Com esta tese de doutorado, chegamos ao ponto em que carências se transformam em lutas. Rios faz pontes entre sociologia, ciência política e história e estuda o processo de formação do movimento negro contemporâneo e suas contra-ideologias. O estudo avança para a luta do movimento social por reconhecimento na esfera pública, chegando aos desdobramentos dessa luta em termos de institucionalização em partidos políticos e órgãos de Estado a partir da redemocratização. A ação coletiva do movimento negro é abordada em quadrantes políticos, de associativismo, de luta pelo poder, de organização de interesses, de ativismo institucional, de representação política no Parlamento.
A Constituinte de 1988 é o momento em que o problema da sub-representação política dos negros é enfrentado por forças político-partidárias favoráveis a demandas históricas democráticas do movimento negro. O que antes era um quadro de carência política passa a ser uma nova situação parlamentar: a emergente representação política negra. Um desafio explicativo para a ciência política, ao qual Rios responde com análise empírica das relações entre a elite política negra, PMDB, PDT, PT e o Parlamento.
As políticas públicas e a desigualdade racial no Brasil: 120 anos após a abolição
Mário Theodoro (org.) (Ipea, 2008)
Economistas e sociólogos se juntam nesse livro a oito mãos para uma análise histórica das consequências do racismo no desenvolvimento da estrutura social. Tendo como fio condutor essa desigualdade racial, analisam temas relacionados ao mercado de trabalho, regime político, mobilidade social, demografia, estratificação social e – o que mais nos interessa a essa altura da bibliografia – as políticas públicas de promoção da igualdade racial e construção de um futuro melhor para os negros. Os autores põem em questão o modelo de Estado, democracia e políticas públicas que desconsiderava efeitos da discriminação racial na reprodução da pobreza.
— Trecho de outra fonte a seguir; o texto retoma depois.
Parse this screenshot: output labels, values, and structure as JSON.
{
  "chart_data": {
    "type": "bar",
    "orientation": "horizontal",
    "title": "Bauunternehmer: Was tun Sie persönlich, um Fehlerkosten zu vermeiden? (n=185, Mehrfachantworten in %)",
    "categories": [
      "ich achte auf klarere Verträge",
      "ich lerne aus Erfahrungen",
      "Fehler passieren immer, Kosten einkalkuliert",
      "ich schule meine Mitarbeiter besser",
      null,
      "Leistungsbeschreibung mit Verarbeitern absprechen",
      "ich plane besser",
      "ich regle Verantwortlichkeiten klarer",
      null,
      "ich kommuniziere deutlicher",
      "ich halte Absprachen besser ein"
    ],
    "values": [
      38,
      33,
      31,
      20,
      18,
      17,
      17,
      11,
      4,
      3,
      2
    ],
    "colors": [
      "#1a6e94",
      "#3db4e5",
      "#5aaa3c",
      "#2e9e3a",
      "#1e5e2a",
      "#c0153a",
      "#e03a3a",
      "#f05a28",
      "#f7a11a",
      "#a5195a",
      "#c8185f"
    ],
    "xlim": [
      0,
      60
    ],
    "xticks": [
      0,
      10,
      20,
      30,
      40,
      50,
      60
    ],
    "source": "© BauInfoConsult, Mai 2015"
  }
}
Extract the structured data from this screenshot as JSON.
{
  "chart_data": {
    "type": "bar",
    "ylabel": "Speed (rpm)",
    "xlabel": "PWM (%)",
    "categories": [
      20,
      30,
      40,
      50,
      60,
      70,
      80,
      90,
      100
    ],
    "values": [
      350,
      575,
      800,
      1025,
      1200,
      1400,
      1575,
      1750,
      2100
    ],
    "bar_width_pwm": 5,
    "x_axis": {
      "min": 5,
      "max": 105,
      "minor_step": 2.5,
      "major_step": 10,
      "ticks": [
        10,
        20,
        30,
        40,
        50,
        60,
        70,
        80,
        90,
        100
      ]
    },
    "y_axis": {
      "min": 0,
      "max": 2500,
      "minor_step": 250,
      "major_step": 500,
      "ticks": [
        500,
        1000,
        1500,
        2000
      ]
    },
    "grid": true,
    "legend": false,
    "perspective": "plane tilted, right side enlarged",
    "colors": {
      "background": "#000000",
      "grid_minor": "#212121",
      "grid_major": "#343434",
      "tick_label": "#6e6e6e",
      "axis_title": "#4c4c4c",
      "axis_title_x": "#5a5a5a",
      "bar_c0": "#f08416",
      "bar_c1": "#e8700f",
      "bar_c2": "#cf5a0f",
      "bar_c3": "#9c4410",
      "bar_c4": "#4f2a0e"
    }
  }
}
Partem depois para a trajetória de políticas inclusivas, chegando às primeiras que foram coordenadas pela Seppir (Secretaria Especial de Políticas de Promoção da Igualdade Racial).
Alguns podem achar que já apresentamos esses temas no início da bibliografia, mas é preciso ter clareza de que os autores desta coletânea são críticos de Florestan Fernandes e mais próximos de Carlos Hasenbalg em “Discriminação e desigualdades raciais no Brasil”. Saber disso é interessante porque o debate tende a crescer com divergências teóricas e os pesquisadores podem desenvolver sua própria visão.
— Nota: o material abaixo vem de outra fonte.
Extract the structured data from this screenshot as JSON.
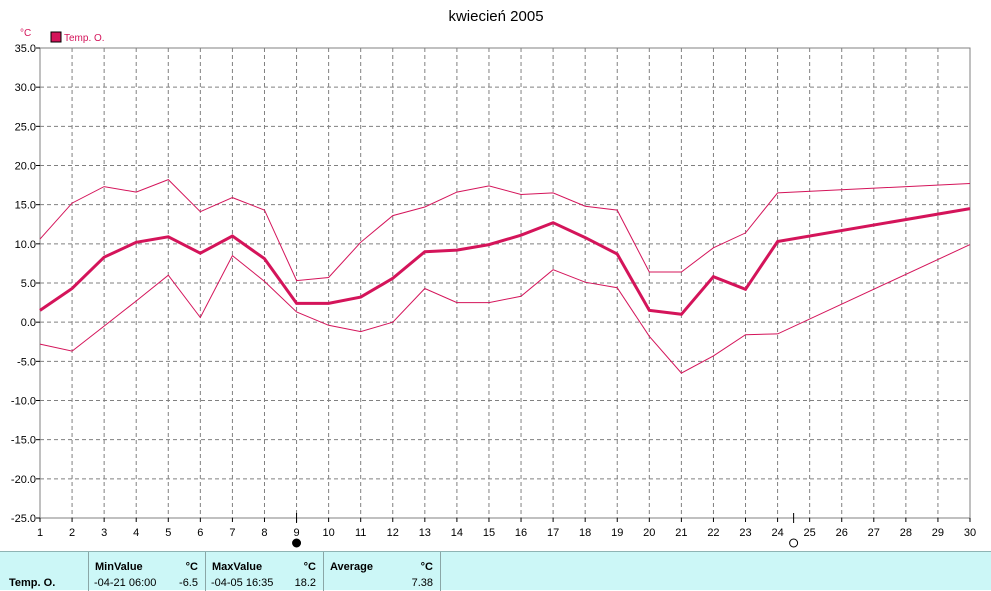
{
  "chart_data": {
    "type": "line",
    "title": "kwiecień 2005",
    "unit": "°C",
    "x": [
      1,
      2,
      3,
      4,
      5,
      6,
      7,
      8,
      9,
      10,
      11,
      12,
      13,
      14,
      15,
      16,
      17,
      18,
      19,
      20,
      21,
      22,
      23,
      24,
      25,
      26,
      27,
      28,
      29,
      30
    ],
    "x_ticks": [
      "1",
      "2",
      "3",
      "4",
      "5",
      "6",
      "7",
      "8",
      "9",
      "10",
      "11",
      "12",
      "13",
      "14",
      "15",
      "16",
      "17",
      "18",
      "19",
      "20",
      "21",
      "22",
      "23",
      "24",
      "25",
      "26",
      "27",
      "28",
      "29",
      "30"
    ],
    "ylim": [
      -25,
      35
    ],
    "y_ticks": [
      "35.0",
      "30.0",
      "25.0",
      "20.0",
      "15.0",
      "10.0",
      "5.0",
      "0.0",
      "-5.0",
      "-10.0",
      "-15.0",
      "-20.0",
      "-25.0"
    ],
    "grid": true,
    "legend": {
      "label": "Temp. O.",
      "position": "top-left"
    },
    "series": [
      {
        "name": "Temp. O.",
        "role": "average",
        "x": [
          1,
          2,
          3,
          4,
          5,
          6,
          7,
          8,
          9,
          10,
          11,
          12,
          13,
          14,
          15,
          16,
          17,
          18,
          19,
          20,
          21,
          22,
          23,
          24,
          30
        ],
        "values": [
          1.5,
          4.3,
          8.3,
          10.2,
          10.9,
          8.8,
          11.0,
          8.1,
          2.4,
          2.4,
          3.2,
          5.6,
          9.0,
          9.2,
          9.9,
          11.1,
          12.7,
          10.8,
          8.7,
          1.5,
          1.0,
          5.8,
          4.2,
          10.3,
          14.5
        ]
      },
      {
        "role": "max",
        "x": [
          1,
          2,
          3,
          4,
          5,
          6,
          7,
          8,
          9,
          10,
          11,
          12,
          13,
          14,
          15,
          16,
          17,
          18,
          19,
          20,
          21,
          22,
          23,
          24,
          30
        ],
        "values": [
          10.6,
          15.2,
          17.3,
          16.6,
          18.2,
          14.1,
          15.9,
          14.3,
          5.3,
          5.7,
          10.2,
          13.6,
          14.7,
          16.6,
          17.4,
          16.3,
          16.5,
          14.8,
          14.3,
          6.4,
          6.4,
          9.5,
          11.4,
          16.5,
          17.7
        ]
      },
      {
        "role": "min",
        "x": [
          1,
          2,
          3,
          4,
          5,
          6,
          7,
          8,
          9,
          10,
          11,
          12,
          13,
          14,
          15,
          16,
          17,
          18,
          19,
          20,
          21,
          22,
          23,
          24,
          30
        ],
        "values": [
          -2.8,
          -3.7,
          -0.5,
          2.7,
          6.0,
          0.6,
          8.5,
          5.2,
          1.3,
          -0.4,
          -1.2,
          0.0,
          4.3,
          2.5,
          2.5,
          3.3,
          6.7,
          5.1,
          4.4,
          -1.8,
          -6.5,
          -4.3,
          -1.6,
          -1.5,
          9.9
        ]
      }
    ],
    "markers": [
      {
        "x": 9,
        "type": "filled-circle"
      },
      {
        "x": 24.5,
        "type": "open-circle"
      }
    ],
    "colors": {
      "series": "#d4145a",
      "grid": "#808080",
      "frame": "#808080"
    }
  },
  "stats": {
    "series_label": "Temp. O.",
    "min_header": "MinValue",
    "min_unit": "°C",
    "min_time": "-04-21  06:00",
    "min_value": "-6.5",
    "max_header": "MaxValue",
    "max_unit": "°C",
    "max_time": "-04-05  16:35",
    "max_value": "18.2",
    "avg_header": "Average",
    "avg_unit": "°C",
    "avg_value": "7.38"
  }
}
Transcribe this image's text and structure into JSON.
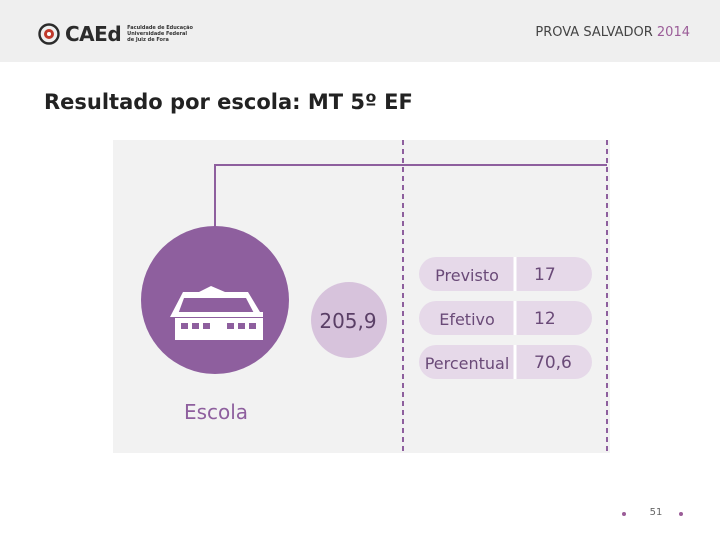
{
  "header": {
    "logo": {
      "name": "CAEd",
      "subtitle_lines": [
        "Faculdade de Educação",
        "Universidade Federal",
        "de Juiz de Fora"
      ]
    },
    "presentation_title": "PROVA SALVADOR",
    "year": "2014"
  },
  "slide": {
    "title": "Resultado por escola: MT 5º EF"
  },
  "infographic": {
    "entity_label": "Escola",
    "proficiency": "205,9",
    "rows": [
      {
        "label": "Previsto",
        "value": "17"
      },
      {
        "label": "Efetivo",
        "value": "12"
      },
      {
        "label": "Percentual",
        "value": "70,6"
      }
    ],
    "colors": {
      "primary": "#8e5f9e",
      "light": "#d7c3dc",
      "pill": "#e6d9e9",
      "text": "#6a4a78"
    }
  },
  "footer": {
    "page_number": "51"
  }
}
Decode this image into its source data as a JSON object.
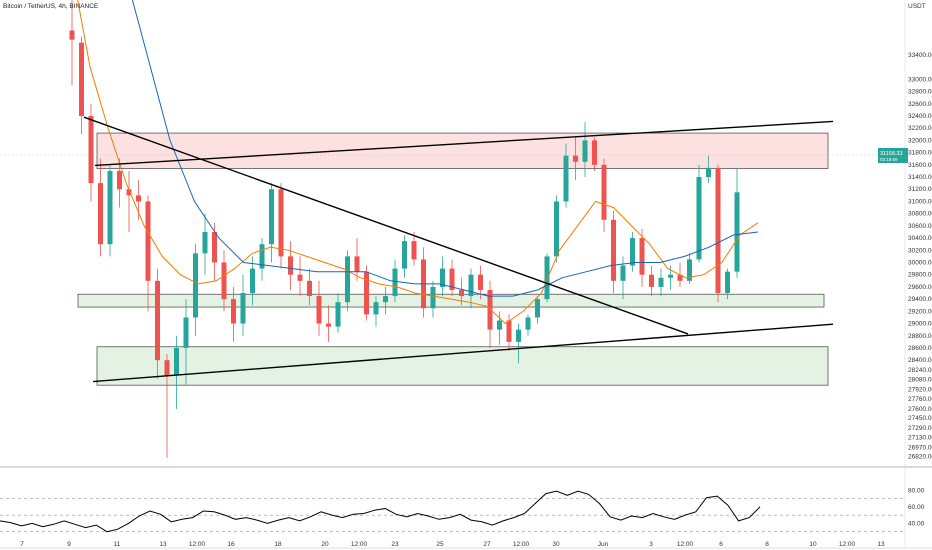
{
  "header": {
    "symbol_title": "Bitcoin / TetherUS, 4h, BINANCE",
    "currency": "USDT"
  },
  "price_tag": {
    "value": "31158.33",
    "sub": "03:19:59"
  },
  "colors": {
    "up": "#26a69a",
    "down": "#ef5350",
    "ma_fast": "#f57c00",
    "ma_slow": "#1565c0",
    "resistance_zone": "#fde0e0",
    "support_zone": "#e3f2e3",
    "trendline": "#000000",
    "rsi": "#000000"
  },
  "chart_data": [
    {
      "type": "candlestick",
      "title": "Bitcoin / TetherUS, 4h, BINANCE",
      "y_unit": "USDT",
      "ylim": [
        26650,
        34300
      ],
      "y_ticks": [
        33400,
        33000,
        32800,
        32600,
        32400,
        32200,
        32000,
        31800,
        31600,
        31400,
        31200,
        31000,
        30800,
        30600,
        30400,
        30200,
        30000,
        29800,
        29600,
        29400,
        29200,
        29000,
        28800,
        28600,
        28400,
        28240,
        28080,
        27920,
        27760,
        27600,
        27450,
        27290,
        27130,
        26970,
        26820
      ],
      "x_ticks": [
        "7",
        "9",
        "11",
        "13",
        "12:00",
        "16",
        "18",
        "20",
        "12:00",
        "23",
        "25",
        "27",
        "12:00",
        "30",
        "Jun",
        "3",
        "12:00",
        "6",
        "8",
        "10",
        "12:00",
        "13"
      ],
      "zones": [
        {
          "name": "resistance",
          "y_range": [
            31540,
            32120
          ]
        },
        {
          "name": "upper-support",
          "y_range": [
            29270,
            29480
          ]
        },
        {
          "name": "lower-support",
          "y_range": [
            27990,
            28620
          ]
        }
      ],
      "moving_averages": [
        {
          "name": "fast",
          "color": "#f57c00",
          "values": [
            34800,
            33200,
            32200,
            31300,
            30600,
            30100,
            29800,
            29650,
            29700,
            29900,
            30150,
            30250,
            30200,
            30100,
            30000,
            29900,
            29750,
            29650,
            29600,
            29500,
            29450,
            29400,
            29350,
            29280,
            29000,
            29200,
            29500,
            30200,
            30600,
            31000,
            30900,
            30600,
            30300,
            29900,
            29750,
            29800,
            30000,
            30450,
            30650
          ]
        },
        {
          "name": "slow",
          "color": "#1565c0",
          "values": [
            38000,
            36500,
            35000,
            33500,
            32000,
            31000,
            30400,
            30000,
            29950,
            29900,
            29850,
            29850,
            29850,
            29700,
            29650,
            29650,
            29550,
            29450,
            29450,
            29550,
            29750,
            29850,
            29950,
            30000,
            30000,
            30100,
            30250,
            30450,
            30500
          ]
        }
      ],
      "trendlines": [
        {
          "name": "descending",
          "from": {
            "x_index": 0,
            "price": 32380
          },
          "to": {
            "x_index": 1,
            "price": 28830
          }
        },
        {
          "name": "ascending-lower",
          "from": {
            "x_index": 0,
            "price": 28050
          },
          "to": {
            "x_index": 1,
            "price": 28990
          }
        },
        {
          "name": "ascending-upper",
          "from": {
            "x_index": 0,
            "price": 31590
          },
          "to": {
            "x_index": 1,
            "price": 32310
          }
        }
      ],
      "candles": [
        [
          33800,
          34300,
          32900,
          33650
        ],
        [
          33600,
          33700,
          32100,
          32400
        ],
        [
          32400,
          32600,
          31000,
          31300
        ],
        [
          31300,
          31700,
          30100,
          30300
        ],
        [
          30300,
          31600,
          30100,
          31500
        ],
        [
          31500,
          31700,
          30900,
          31200
        ],
        [
          31200,
          31500,
          30500,
          31100
        ],
        [
          31100,
          31350,
          30700,
          31000
        ],
        [
          31000,
          31100,
          29200,
          29700
        ],
        [
          29700,
          29900,
          28100,
          28400
        ],
        [
          28400,
          28500,
          26800,
          28150
        ],
        [
          28150,
          28800,
          27600,
          28600
        ],
        [
          28600,
          29400,
          28000,
          29100
        ],
        [
          29100,
          30300,
          28800,
          30150
        ],
        [
          30150,
          30800,
          29800,
          30500
        ],
        [
          30500,
          30650,
          29700,
          30000
        ],
        [
          30000,
          30200,
          29200,
          29400
        ],
        [
          29400,
          29600,
          28700,
          29000
        ],
        [
          29000,
          29800,
          28800,
          29500
        ],
        [
          29500,
          30100,
          29300,
          29900
        ],
        [
          29900,
          30400,
          29700,
          30300
        ],
        [
          30300,
          31300,
          30000,
          31200
        ],
        [
          31200,
          31300,
          29900,
          30100
        ],
        [
          30100,
          30350,
          29550,
          29800
        ],
        [
          29800,
          30100,
          29450,
          29700
        ],
        [
          29700,
          29900,
          29300,
          29450
        ],
        [
          29450,
          29700,
          28800,
          29000
        ],
        [
          29000,
          29300,
          28700,
          28950
        ],
        [
          28950,
          29500,
          28850,
          29350
        ],
        [
          29350,
          30200,
          29200,
          30100
        ],
        [
          30100,
          30400,
          29700,
          29850
        ],
        [
          29850,
          29950,
          29050,
          29150
        ],
        [
          29150,
          29450,
          28950,
          29350
        ],
        [
          29350,
          29600,
          29150,
          29450
        ],
        [
          29450,
          30050,
          29350,
          29900
        ],
        [
          29900,
          30450,
          29750,
          30350
        ],
        [
          30350,
          30500,
          29950,
          30050
        ],
        [
          30050,
          30250,
          29100,
          29250
        ],
        [
          29250,
          29700,
          29100,
          29600
        ],
        [
          29600,
          30100,
          29450,
          29900
        ],
        [
          29900,
          30050,
          29450,
          29550
        ],
        [
          29550,
          29750,
          29300,
          29450
        ],
        [
          29450,
          29900,
          29250,
          29800
        ],
        [
          29800,
          29950,
          29400,
          29550
        ],
        [
          29550,
          29700,
          28600,
          28900
        ],
        [
          28900,
          29200,
          28650,
          29050
        ],
        [
          29050,
          29150,
          28550,
          28700
        ],
        [
          28700,
          29000,
          28350,
          28900
        ],
        [
          28900,
          29150,
          28800,
          29100
        ],
        [
          29100,
          29450,
          29000,
          29400
        ],
        [
          29400,
          30150,
          29350,
          30100
        ],
        [
          30100,
          31100,
          30000,
          31000
        ],
        [
          31000,
          31950,
          30900,
          31750
        ],
        [
          31750,
          32050,
          31350,
          31650
        ],
        [
          31650,
          32300,
          31400,
          32000
        ],
        [
          32000,
          32050,
          31500,
          31600
        ],
        [
          31600,
          31700,
          30500,
          30700
        ],
        [
          30700,
          30850,
          29500,
          29700
        ],
        [
          29700,
          30100,
          29400,
          29950
        ],
        [
          29950,
          30500,
          29850,
          30400
        ],
        [
          30400,
          30550,
          29600,
          29800
        ],
        [
          29800,
          29950,
          29450,
          29600
        ],
        [
          29600,
          29900,
          29450,
          29750
        ],
        [
          29750,
          29950,
          29550,
          29800
        ],
        [
          29800,
          30000,
          29600,
          29700
        ],
        [
          29700,
          30150,
          29650,
          30050
        ],
        [
          30050,
          31600,
          30000,
          31400
        ],
        [
          31400,
          31750,
          31300,
          31550
        ],
        [
          31550,
          31600,
          29350,
          29500
        ],
        [
          29500,
          29900,
          29400,
          29850
        ],
        [
          29850,
          31550,
          29750,
          31150
        ]
      ]
    },
    {
      "type": "line",
      "title": "RSI",
      "ylim": [
        20,
        90
      ],
      "y_ticks": [
        80,
        60,
        40
      ],
      "guide_levels": [
        70,
        50,
        30
      ],
      "values": [
        43,
        41,
        37,
        40,
        36,
        39,
        43,
        39,
        35,
        38,
        30,
        33,
        40,
        49,
        55,
        51,
        42,
        45,
        47,
        55,
        54,
        50,
        45,
        47,
        44,
        40,
        44,
        47,
        43,
        48,
        54,
        50,
        47,
        51,
        52,
        56,
        58,
        51,
        48,
        52,
        49,
        45,
        47,
        51,
        44,
        42,
        38,
        43,
        47,
        52,
        64,
        76,
        79,
        74,
        79,
        75,
        64,
        48,
        44,
        49,
        47,
        52,
        48,
        45,
        50,
        54,
        71,
        73,
        62,
        43,
        47,
        60
      ]
    }
  ]
}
De certa forma, podemos dizer que as análises de “As políticas públicas e a desigualdade racial no Brasil” são atualizadas por outros estudos e pesquisas do Ipea, como o livro A construção de uma política de promoção da igualdade racial, organizado por Luciana Jaccoud, e a seção chamada Igualdade Racial presente em vários números do Boletim de Políticas Sociais: Acompanhamento e Análise.